Me levanté con el tiempo justo, como
siempre. Era viernes y, más que en el día de trabajo que me esperaba, pensando
en lo que hacer ese fin de semana. Desde que trabajaba como consultor free
lance para la multinacional norteamericana, mis trabajos en Sud América me
daban la oportunidad de hacer turismo como nunca antes había sospechado. No sé
por qué, esa mañana, al ir del dormitorio al baño, se me ocurrió conectar la
televisión. La imagen que vi, me dejó helado a pesar de la temperatura ambiente.
El teniente coronel Chávez, sentado tras una gran mesa y con tres “gorilas” tras
él, portando fusiles de gran calibre, soltaba una soflama — «El honor y la dignidad de la nación no
pueden soportar....». Cambié de canal y... ¡lo mismo! Nerviosamente, pulsé
tecla tras tecla... La misma imagen aparecía en todos los canales. No cabía
duda, durante la noche se había producido un golpe de estado y, por lo que
podía ver, había triunfado.
Por otra parte, algo no encajaba. El teniente
coronel Chávez estaba en prisión desde febrero de ese mismo año, por otro
intento de golpe ¿Cómo podía aparecer en la televisión lanzando soflamas?

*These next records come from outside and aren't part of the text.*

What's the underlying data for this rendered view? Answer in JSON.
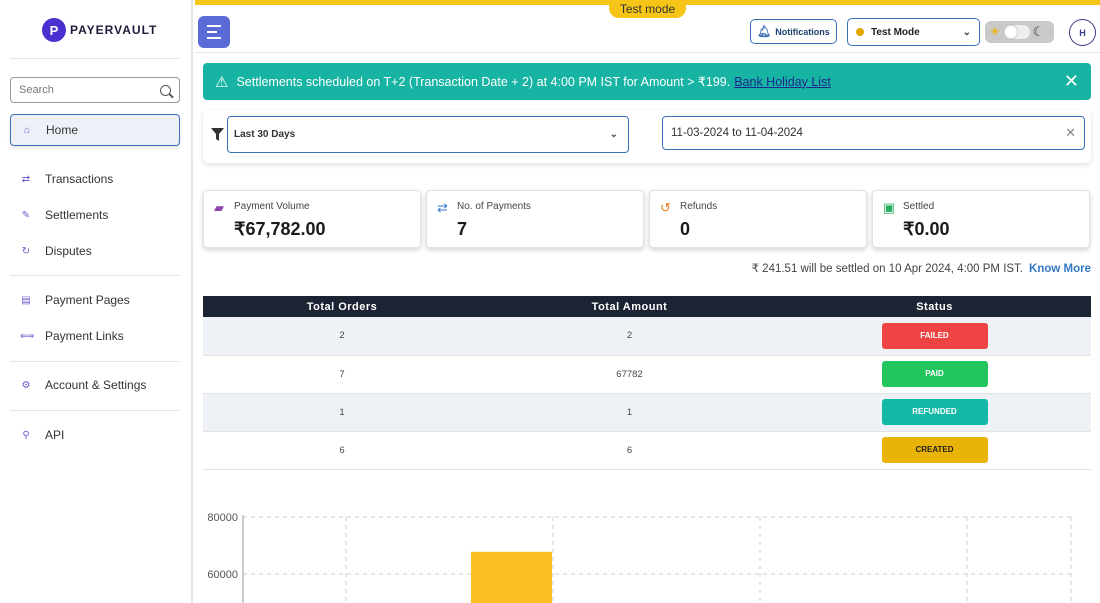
{
  "app": {
    "brand": "PAYERVAULT",
    "brand_mark": "P",
    "test_mode_label": "Test mode"
  },
  "sidebar": {
    "search_placeholder": "Search",
    "items": [
      {
        "label": "Home",
        "icon": "home-icon",
        "active": true
      },
      {
        "label": "Transactions",
        "icon": "arrows-icon"
      },
      {
        "label": "Settlements",
        "icon": "pen-icon"
      },
      {
        "label": "Disputes",
        "icon": "refresh-icon"
      },
      {
        "label": "Payment Pages",
        "icon": "page-icon"
      },
      {
        "label": "Payment Links",
        "icon": "link-icon"
      },
      {
        "label": "Account & Settings",
        "icon": "gear-icon"
      },
      {
        "label": "API",
        "icon": "api-icon"
      }
    ]
  },
  "header": {
    "notifications_label": "Notifications",
    "mode_select": "Test Mode",
    "avatar_initial": "H"
  },
  "banner": {
    "text": "Settlements scheduled on T+2 (Transaction Date + 2) at 4:00 PM IST for Amount > ₹199.",
    "link": "Bank Holiday List"
  },
  "filter": {
    "range": "Last 30 Days",
    "dates": "11-03-2024 to 11-04-2024"
  },
  "stats": [
    {
      "label": "Payment Volume",
      "value": "₹67,782.00",
      "icon": "wallet-icon",
      "color": "#8e44ad"
    },
    {
      "label": "No. of Payments",
      "value": "7",
      "icon": "exchange-icon",
      "color": "#3478c8"
    },
    {
      "label": "Refunds",
      "value": "0",
      "icon": "refund-icon",
      "color": "#e67e22"
    },
    {
      "label": "Settled",
      "value": "₹0.00",
      "icon": "cash-icon",
      "color": "#27ae60"
    }
  ],
  "settle_note": {
    "text": "₹ 241.51 will be settled on 10 Apr 2024, 4:00 PM IST.",
    "link": "Know More"
  },
  "table": {
    "headers": [
      "Total Orders",
      "Total Amount",
      "Status"
    ],
    "rows": [
      {
        "orders": "2",
        "amount": "2",
        "status": "FAILED",
        "color": "#ef4444"
      },
      {
        "orders": "7",
        "amount": "67782",
        "status": "PAID",
        "color": "#22c55e"
      },
      {
        "orders": "1",
        "amount": "1",
        "status": "REFUNDED",
        "color": "#14b8a6"
      },
      {
        "orders": "6",
        "amount": "6",
        "status": "CREATED",
        "color": "#eab308"
      }
    ]
  },
  "chart_data": {
    "type": "bar",
    "y_ticks": [
      "80000",
      "60000"
    ],
    "ylim": [
      60000,
      80000
    ],
    "bar_color": "#fbbf24",
    "values": [
      67782
    ]
  }
}
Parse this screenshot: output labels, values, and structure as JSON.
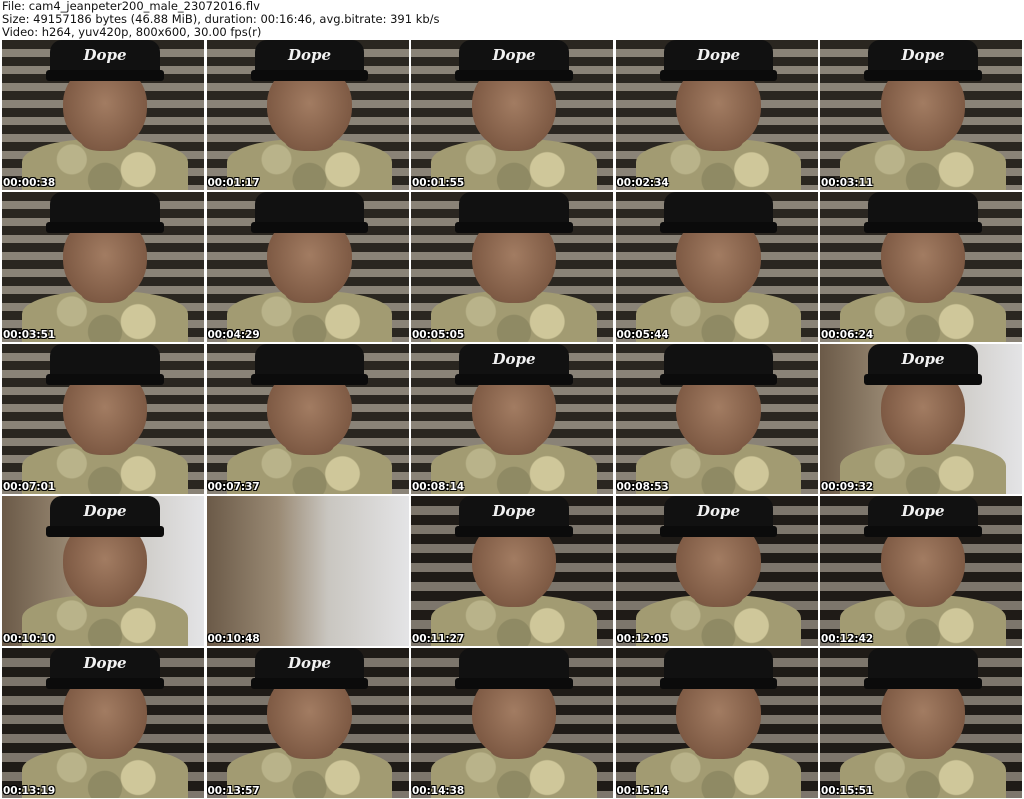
{
  "header": {
    "line1": "File: cam4_jeanpeter200_male_23072016.flv",
    "line2": "Size: 49157186 bytes (46.88 MiB), duration: 00:16:46, avg.bitrate: 391 kb/s",
    "line3": "Video: h264, yuv420p, 800x600, 30.00 fps(r)"
  },
  "cap_text": "Dope",
  "thumbnails": [
    {
      "time": "00:00:38"
    },
    {
      "time": "00:01:17"
    },
    {
      "time": "00:01:55"
    },
    {
      "time": "00:02:34"
    },
    {
      "time": "00:03:11"
    },
    {
      "time": "00:03:51"
    },
    {
      "time": "00:04:29"
    },
    {
      "time": "00:05:05"
    },
    {
      "time": "00:05:44"
    },
    {
      "time": "00:06:24"
    },
    {
      "time": "00:07:01"
    },
    {
      "time": "00:07:37"
    },
    {
      "time": "00:08:14"
    },
    {
      "time": "00:08:53"
    },
    {
      "time": "00:09:32"
    },
    {
      "time": "00:10:10"
    },
    {
      "time": "00:10:48"
    },
    {
      "time": "00:11:27"
    },
    {
      "time": "00:12:05"
    },
    {
      "time": "00:12:42"
    },
    {
      "time": "00:13:19"
    },
    {
      "time": "00:13:57"
    },
    {
      "time": "00:14:38"
    },
    {
      "time": "00:15:14"
    },
    {
      "time": "00:15:51"
    }
  ]
}
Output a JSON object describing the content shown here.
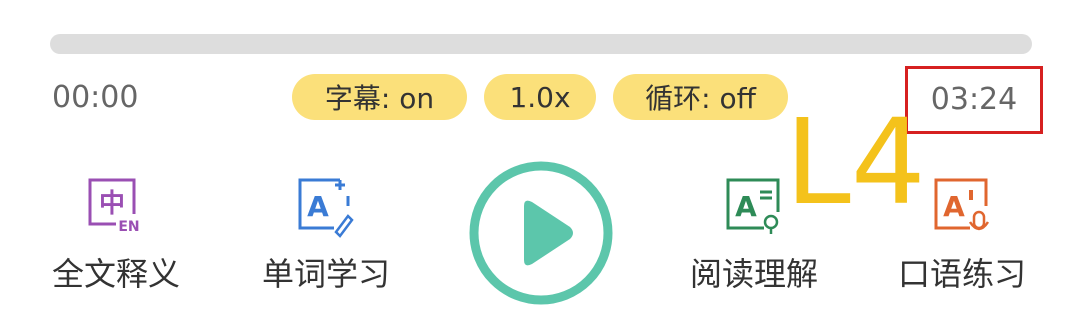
{
  "player": {
    "current_time": "00:00",
    "total_time": "03:24",
    "progress": 0,
    "subtitle_toggle": "字幕: on",
    "speed": "1.0x",
    "loop_toggle": "循环: off",
    "overlay_label": "L4"
  },
  "tools": [
    {
      "label": "全文释义",
      "icon": "chinese-english-translation-icon"
    },
    {
      "label": "单词学习",
      "icon": "word-plus-icon"
    },
    {
      "label": "阅读理解",
      "icon": "reading-bulb-icon"
    },
    {
      "label": "口语练习",
      "icon": "speaking-mic-icon"
    }
  ],
  "icon_text": {
    "zh": "中",
    "en": "EN",
    "a": "A"
  },
  "colors": {
    "accent_green": "#5cc6ab",
    "pill_yellow": "#fbe07a",
    "highlight_red": "#d62020",
    "overlay_yellow": "#f4c21b",
    "icon_purple": "#9a4fb3",
    "icon_blue": "#3a7bd5",
    "icon_green": "#2e8b57",
    "icon_orange": "#e0662f"
  }
}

No podía hacer otra cosa y decidí bajar
al restaurante a tomar mi desayuno. Estaba más vacío que de costumbre y con una
media luz mortecina. Los camareros apenas hablaban y se notaba el ambiente
pesado, pero nadie mencionó nada sobre el golpe. Cuando acabé de desayunar,
subí a la habitación y empecé a hacer llamadas telefónicas: a la oficina del
cliente, a la de Elisa..., nadie respondía al otro lado de la línea. En esas
circunstancias no tenía sentido salir del hotel y seguí haciendo llamadas que
me permitieron hablar con mi familia y con algunos amigos en España, sin
problemas. Después traté, tras buscarlos en la guía telefónica que tenía en la
habitación, con diferentes números de teléfono de la embajada española, hasta
que alguien me respondió:
— Esta usted hablando con la agregaduría
militar de la embajada y, sí, ha habido un intento de golpe de estado pero
fracasará. Para las cinco de la tarde, más o menos, habrá terminado.
— Estoy hospedado en el Hotel Tamanaco —
respondí —. ¿He de tomar alguna precaución especial?
La voz que oí por el auricular, sonó más
alarmada.
— ¡No se le ocurra salir del hotel hasta
que el problema esté resuelto! Si lo desea, podemos ponernos en contacto con su
familia en España.
— No es necesario — le dije—, ya he
podido establecer contacto con ellos. En todo caso, gracias por su ofrecimiento.
Colgué el teléfono, mientras las
imágenes del “Caracazo” volvían a mi mente.